The federal government offers a Registered Disability Savings Plan (RDSP), similar to a Registered Education Savings Plan (RESP) that allows money to be invested tax-free until it is withdrawn.  It is intended to help parents and others to save for the long-term financial security of a child with a disability.

Contributions are limited to a lifetime maximum of $200,000, have no annual limit and can be made until the year in which the child attains 59 years of age.

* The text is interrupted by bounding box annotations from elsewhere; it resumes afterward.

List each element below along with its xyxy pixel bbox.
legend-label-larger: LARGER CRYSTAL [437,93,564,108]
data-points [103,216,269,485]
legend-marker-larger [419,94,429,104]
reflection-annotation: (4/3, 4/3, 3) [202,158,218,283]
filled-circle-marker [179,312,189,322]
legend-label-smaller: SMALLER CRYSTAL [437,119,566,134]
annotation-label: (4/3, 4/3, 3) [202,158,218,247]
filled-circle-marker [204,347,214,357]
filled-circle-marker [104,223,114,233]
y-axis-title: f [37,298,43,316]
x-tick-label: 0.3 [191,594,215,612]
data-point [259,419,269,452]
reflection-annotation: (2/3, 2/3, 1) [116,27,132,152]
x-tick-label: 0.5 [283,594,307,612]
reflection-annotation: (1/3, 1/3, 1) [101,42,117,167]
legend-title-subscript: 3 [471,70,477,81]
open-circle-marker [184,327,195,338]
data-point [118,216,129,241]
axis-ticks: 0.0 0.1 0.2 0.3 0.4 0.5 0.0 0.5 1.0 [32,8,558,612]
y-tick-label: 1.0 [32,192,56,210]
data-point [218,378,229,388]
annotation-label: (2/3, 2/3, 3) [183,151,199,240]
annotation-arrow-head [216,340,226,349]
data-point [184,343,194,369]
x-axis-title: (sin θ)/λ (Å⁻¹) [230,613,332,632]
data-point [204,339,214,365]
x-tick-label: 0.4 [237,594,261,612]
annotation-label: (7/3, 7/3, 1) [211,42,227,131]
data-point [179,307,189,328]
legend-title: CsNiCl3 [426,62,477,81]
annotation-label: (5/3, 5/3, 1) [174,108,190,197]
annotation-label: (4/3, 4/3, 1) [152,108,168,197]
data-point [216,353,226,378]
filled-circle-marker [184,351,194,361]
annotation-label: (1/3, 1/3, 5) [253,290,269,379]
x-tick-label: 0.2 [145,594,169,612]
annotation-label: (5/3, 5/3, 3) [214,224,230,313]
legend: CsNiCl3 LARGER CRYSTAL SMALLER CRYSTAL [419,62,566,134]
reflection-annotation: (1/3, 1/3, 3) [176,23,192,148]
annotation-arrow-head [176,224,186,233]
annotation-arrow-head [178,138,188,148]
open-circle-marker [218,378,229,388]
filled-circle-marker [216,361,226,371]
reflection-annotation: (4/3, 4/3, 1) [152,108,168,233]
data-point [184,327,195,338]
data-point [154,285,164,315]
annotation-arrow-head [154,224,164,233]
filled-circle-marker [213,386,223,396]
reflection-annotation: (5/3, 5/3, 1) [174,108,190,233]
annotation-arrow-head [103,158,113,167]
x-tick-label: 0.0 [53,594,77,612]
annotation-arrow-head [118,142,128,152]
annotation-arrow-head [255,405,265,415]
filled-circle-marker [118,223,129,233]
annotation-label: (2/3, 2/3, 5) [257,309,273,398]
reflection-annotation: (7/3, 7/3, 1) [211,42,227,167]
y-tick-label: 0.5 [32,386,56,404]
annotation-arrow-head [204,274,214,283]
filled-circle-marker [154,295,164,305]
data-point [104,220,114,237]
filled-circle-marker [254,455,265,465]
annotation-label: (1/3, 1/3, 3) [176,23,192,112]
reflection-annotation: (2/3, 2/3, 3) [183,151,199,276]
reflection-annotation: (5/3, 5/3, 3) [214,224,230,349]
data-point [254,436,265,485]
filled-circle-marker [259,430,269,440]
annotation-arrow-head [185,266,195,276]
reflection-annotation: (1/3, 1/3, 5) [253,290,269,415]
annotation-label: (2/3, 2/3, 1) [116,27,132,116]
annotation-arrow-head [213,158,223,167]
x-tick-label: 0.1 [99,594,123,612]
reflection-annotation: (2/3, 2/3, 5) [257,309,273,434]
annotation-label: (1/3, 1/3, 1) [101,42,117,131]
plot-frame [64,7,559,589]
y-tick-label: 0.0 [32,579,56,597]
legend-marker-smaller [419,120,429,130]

While contributions are not tax deductible, earnings generated in the plan are tax-exempt until they are withdrawn.  When the money is taken out as part of a disability assistance payment, it is taxed in the hands of the beneficiary.  With wise financial planning, there may be no taxes due by using the personal exemption and the disability tax credits.

The money contributed to the plans may be supplemented by Canada Disability Savings Grants, or money equivalent to 100 per cent to 300 per cent of contributions, to a maximum of $3,500 depending on the net income of the beneficiary’s family.  The grants will be paid until the end of the year the beneficiary turns 49.

Ottawa will also provide a modest Canada Disability Bond, much like the RESP. Canada Learning Bond, for very low income households.

Conclusion

There are many variables to consider in ensuring that you are obtaining the maximum income tax deductions that you are entitled to.

We have been reviewing and preparing income tax returns for over 30 years, and this has to be one of the simplest but also the most confusing areas of a tax return that individuals rarely submit the correct filing position to maximize their income tax refunds.